Les bibliothécaires seront les premiers à reconnaître qu’avec l’augmentation des volumes de données il ne suffit plus d’identifier ses ressources : avoir une politique de gestion des données est devenu indispensable. La différence n’est pas uniquement sémantique : il s’agit non seulement de produire des notices de qualité, mais d’avoir également une vision globale de la cohérence du catalogue. Cette vérité du monde des bibliothèques est désormais devenue une vérité du monde des organisations en général, publiques et privées.
L’ouverture sur le web et la prééminence du numérique aujourd’hui dans tous les services, avec la circulation des données qu’elles induisent, rendent ce besoin encore plus prégnant : il nous faut des données fiables et dont la qualité soit garantie, des données documentées pour en faciliter l’usage, des données dont le cycle de vie est géré, et la collecte et l’accès sont sécurisés. En ce sens, les pratiques traditionnelles de notre profession s’étendent désormais aux données en général, et nous permettent de contribuer efficacement à résoudre ces besoins « étendus » des organisations.
L’enseignement supérieur et la recherche n’échappent pas à cette évolution de fond. Ses établissements ont désormais bien identifié, en particulier, que l’emploi conjugué d’identifiants internationaux et nationaux constitue la clé de voûte de la circulation des données, de leur meilleure consolidation, et de leur plus grande visibilité (toujours plus fondamentale dans le pilotage des organisations). Il est également largement admis aujourd’hui qu’un modèle conceptuel, un schéma et un cadre clair sur la gouvernance des données sont des briques indispensables à la construction d’une politique globale des données.
Nos pratiques documentaires sont en voie d’adoption, pas nécessairement notre vocabulaire : entreprises et organisations ne recrutent pas des bibliothécaires ou des catalogueurs, elles s’arrachent data scientists et « intendants des données ». C’est donc un « intendant des données », en cours de recrutement, qui pilotera la contribution de l’Abes au nouveau projet de constitution d’un référentiel des structures de l’enseignement supérieur et de la recherche (organisations et laboratoires de recherche en particulier), dont le MESR assure la maîtrise d’ouvrage.
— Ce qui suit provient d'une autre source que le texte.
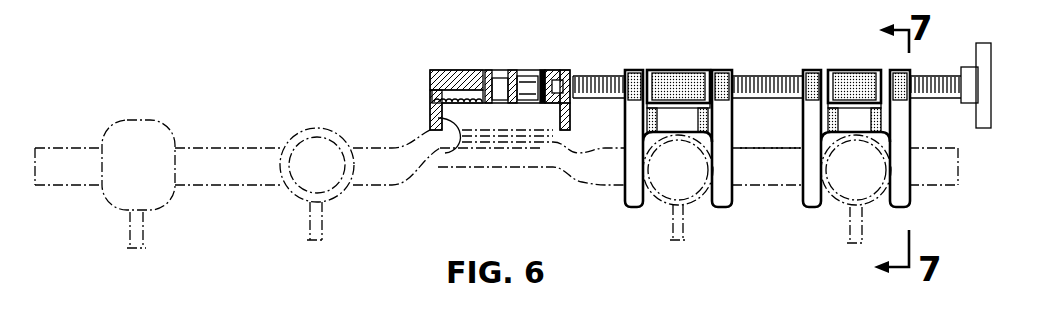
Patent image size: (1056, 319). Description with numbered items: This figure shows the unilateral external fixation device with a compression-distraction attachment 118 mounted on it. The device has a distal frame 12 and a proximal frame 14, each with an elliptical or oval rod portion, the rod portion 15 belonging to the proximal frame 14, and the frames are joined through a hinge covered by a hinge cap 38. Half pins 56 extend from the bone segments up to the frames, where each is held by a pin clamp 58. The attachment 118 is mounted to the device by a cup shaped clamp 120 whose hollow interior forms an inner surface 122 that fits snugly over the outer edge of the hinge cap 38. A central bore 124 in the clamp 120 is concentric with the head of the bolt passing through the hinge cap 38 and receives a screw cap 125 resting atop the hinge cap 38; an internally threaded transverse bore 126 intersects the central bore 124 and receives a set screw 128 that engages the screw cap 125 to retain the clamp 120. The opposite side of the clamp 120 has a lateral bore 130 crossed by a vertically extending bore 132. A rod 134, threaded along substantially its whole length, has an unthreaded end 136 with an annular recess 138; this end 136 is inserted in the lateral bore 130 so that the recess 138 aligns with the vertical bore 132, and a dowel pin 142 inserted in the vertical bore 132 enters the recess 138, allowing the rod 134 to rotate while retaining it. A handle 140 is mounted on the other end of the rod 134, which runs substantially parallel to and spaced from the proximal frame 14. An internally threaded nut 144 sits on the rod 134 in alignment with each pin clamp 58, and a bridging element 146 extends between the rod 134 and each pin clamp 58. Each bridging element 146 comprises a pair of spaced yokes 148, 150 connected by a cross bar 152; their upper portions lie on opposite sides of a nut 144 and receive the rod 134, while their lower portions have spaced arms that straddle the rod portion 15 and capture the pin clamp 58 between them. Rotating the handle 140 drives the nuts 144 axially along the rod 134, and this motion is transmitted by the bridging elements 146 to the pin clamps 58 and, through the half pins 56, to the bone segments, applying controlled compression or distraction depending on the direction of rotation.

The distal frame 12 is at (235, 146).
The proximal frame 14 is at (963, 165).
The rod portion 15 is at (780, 128).
The hinge cap 38 is at (484, 120).
The half pin 56 is at (145, 245).
The pin clamp 58 is at (200, 77).
The compression-distraction attachment 118 is at (731, 50).
The cup shaped clamp 120 is at (566, 73).
The inner surface 122 is at (458, 142).
The central bore 124 is at (473, 80).
The screw cap 125 is at (512, 72).
The transverse bore 126 is at (451, 68).
The set screw 128 is at (433, 97).
The lateral bore 130 is at (541, 80).
The vertical bore 132 is at (565, 68).
The rod 134 is at (762, 77).
The end of rod 136 is at (527, 80).
The annular recess 138 is at (569, 104).
The handle 140 is at (993, 62).
The dowel pin 142 is at (535, 97).
The nut 144 is at (661, 68).
The bridging element 146 is at (734, 64).
The yoke 148 is at (633, 202).
The yoke 150 is at (715, 207).
The cross bar 152 is at (680, 134).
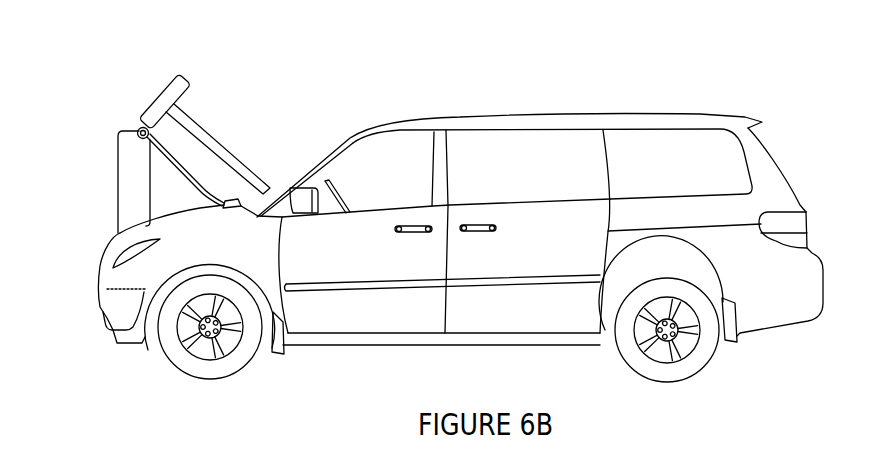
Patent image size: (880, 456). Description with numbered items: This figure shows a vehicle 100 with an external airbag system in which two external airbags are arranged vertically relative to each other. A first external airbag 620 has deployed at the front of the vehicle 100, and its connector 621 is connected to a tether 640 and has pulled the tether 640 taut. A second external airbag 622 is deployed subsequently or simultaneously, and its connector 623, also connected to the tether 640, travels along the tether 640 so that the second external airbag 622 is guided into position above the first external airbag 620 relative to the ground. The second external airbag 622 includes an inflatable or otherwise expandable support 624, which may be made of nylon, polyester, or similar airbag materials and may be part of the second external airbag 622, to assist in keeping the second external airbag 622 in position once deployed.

The vehicle 100 is at (108, 324).
The first external airbag 620 is at (118, 182).
The connector 621 is at (136, 129).
The second external airbag 622 is at (183, 73).
The connector 623 is at (133, 133).
The support 624 is at (192, 133).
The tether 640 is at (200, 193).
L’objectif est de contribuer ainsi à la lisibilité et à la visibilité nationale et internationale du paysage de la recherche en France et de faciliter les échanges en matière de données de référence entre les laboratoires, les établissements, les financeurs, les infrastructures de recherche…
Le projet d’établissement 2024-2028 de l’Abes le notait : nous devons « prendre en compte les besoins de communautés qui, en dehors du secteur documentaire et en lien avec celui-ci, pourraient bénéficier des métadonnées que nous produisons collectivement. C’est en particulier le cas pour les données utiles au pilotage des établissements de l’enseignement supérieur, qui ne sont pas aujourd’hui couramment diffusées dans les systèmes d’information de l’enseignement supérieur et de la recherche ».
Ce projet de référentiel des structures de l’ESR s’inscrit dans la droite lignée des travaux similaires entrepris de longue date sur les personnes avec IdRef et Orcid. Il contribue ce faisant au mouvement plus global du milieu documentaire, qui sort de ses murs pour mettre à disposition ses données (et ses compétences) au service de la recherche.
Nul doute que nos missions historiques, dont on renouvelle le vocabulaire et le cadre, ne trouvent là matière à de nouvelles explorations et de nouveaux axes de collaboration.